I need some hints to prove that:
Let $A,B,C$ are finite abelian groups such that $A\oplus B\cong A\oplus C$. Prove that $B\cong C$.
I know that every finite abelian group can be written as a finite summation $\oplus\mathbb Z_{p^k}$ and not sure about omitting the same factor.However, I have seen many times that this cancellation from both sides is done in Abelian groups.
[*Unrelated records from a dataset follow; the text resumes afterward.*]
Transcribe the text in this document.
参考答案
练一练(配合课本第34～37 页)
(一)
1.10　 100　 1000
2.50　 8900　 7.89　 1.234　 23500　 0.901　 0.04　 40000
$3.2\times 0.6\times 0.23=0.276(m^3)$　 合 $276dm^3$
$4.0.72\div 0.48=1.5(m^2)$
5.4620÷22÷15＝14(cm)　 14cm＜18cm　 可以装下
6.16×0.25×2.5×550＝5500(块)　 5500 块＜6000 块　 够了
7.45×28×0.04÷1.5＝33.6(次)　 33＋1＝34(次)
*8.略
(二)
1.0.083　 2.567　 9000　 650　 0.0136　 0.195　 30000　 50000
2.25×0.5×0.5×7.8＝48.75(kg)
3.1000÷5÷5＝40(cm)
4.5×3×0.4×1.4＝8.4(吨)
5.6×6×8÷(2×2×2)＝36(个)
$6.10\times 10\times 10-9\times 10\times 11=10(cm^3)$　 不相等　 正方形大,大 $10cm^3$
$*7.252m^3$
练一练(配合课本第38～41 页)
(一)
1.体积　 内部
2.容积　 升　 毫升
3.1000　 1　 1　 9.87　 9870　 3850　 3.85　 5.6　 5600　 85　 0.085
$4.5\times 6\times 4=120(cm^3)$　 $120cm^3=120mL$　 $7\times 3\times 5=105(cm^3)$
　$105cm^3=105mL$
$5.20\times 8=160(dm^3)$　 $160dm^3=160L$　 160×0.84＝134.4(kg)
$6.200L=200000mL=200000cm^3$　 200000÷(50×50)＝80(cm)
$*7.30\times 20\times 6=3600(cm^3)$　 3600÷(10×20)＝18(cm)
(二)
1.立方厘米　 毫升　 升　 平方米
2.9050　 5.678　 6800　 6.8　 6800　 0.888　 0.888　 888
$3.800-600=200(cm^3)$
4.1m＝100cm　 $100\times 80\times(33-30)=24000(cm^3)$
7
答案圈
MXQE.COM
Thanks for the ideas.
I think I've got it.
Let each $p_i$, $q_i \in \mathbb{N}$ be a power of a prime, not neccesarily distinct. $A$, $B$, $C$ are finite and Abelian which means that $A\cong \mathbb{Z}_{p_1}\oplus \mathbb{Z}_{p_2}\oplus\cdots \oplus \mathbb{Z}_{p_k}$, $B\cong \mathbb{Z}_{p_{k+1}}\oplus \mathbb{Z}_{p_{k+2}}\oplus\cdots \oplus \mathbb{Z}_{p_{k+n}}$, and $C\cong \mathbb{Z}_{q_{1}}\oplus \mathbb{Z}_{q_{2}}\oplus\cdots \oplus \mathbb{Z}_{q_{m}}$ for some $k$, $n$, $m\in \mathbb{N}$. So, $$A\oplus B\cong \mathbb{Z}_{p_1}\oplus\cdots\oplus\mathbb{Z}_{p_k}\oplus\mathbb{Z}_{p_{k+1}}\oplus \cdots\oplus \mathbb{Z}_{p_{k+n}}$$ $$\mathbb{Z}_{p_1}\oplus\cdots\oplus\mathbb{Z}_{p_k}\oplus\mathbb{Z}_{p_{k+1}}\oplus \cdots\oplus \mathbb{Z}_{p_{k+n}}\cong A\oplus C$$ $$\mathbb{Z}_{p_1}\oplus\cdots\oplus\mathbb{Z}_{p_k} \oplus\mathbb{Z}_{p_{k+1}}\oplus \cdots\oplus \mathbb{Z}_{p_{k+n}}\cong \mathbb{Z}_{p_1}\oplus\cdots\oplus\mathbb{Z}_{p_k} \oplus \mathbb{Z}_{q_{1}}\oplus \cdots \oplus \mathbb{Z}_{q_{m}}$$ Since the number of terms and orders of each of the terms in the products on each side of the isomorphism are unique, it must be true that $n=m$ and it is possible to re-arrange the terms on the right so that $q_j=p_{k+j}$ for $1\leq j\leq n$, $j\in \mathbb{N}$. That means, $$C\cong \mathbb{Z}_{p_{k+1}}\oplus \cdots\oplus \mathbb{Z}_{p_{k+n}}\cong B$$ and we are done.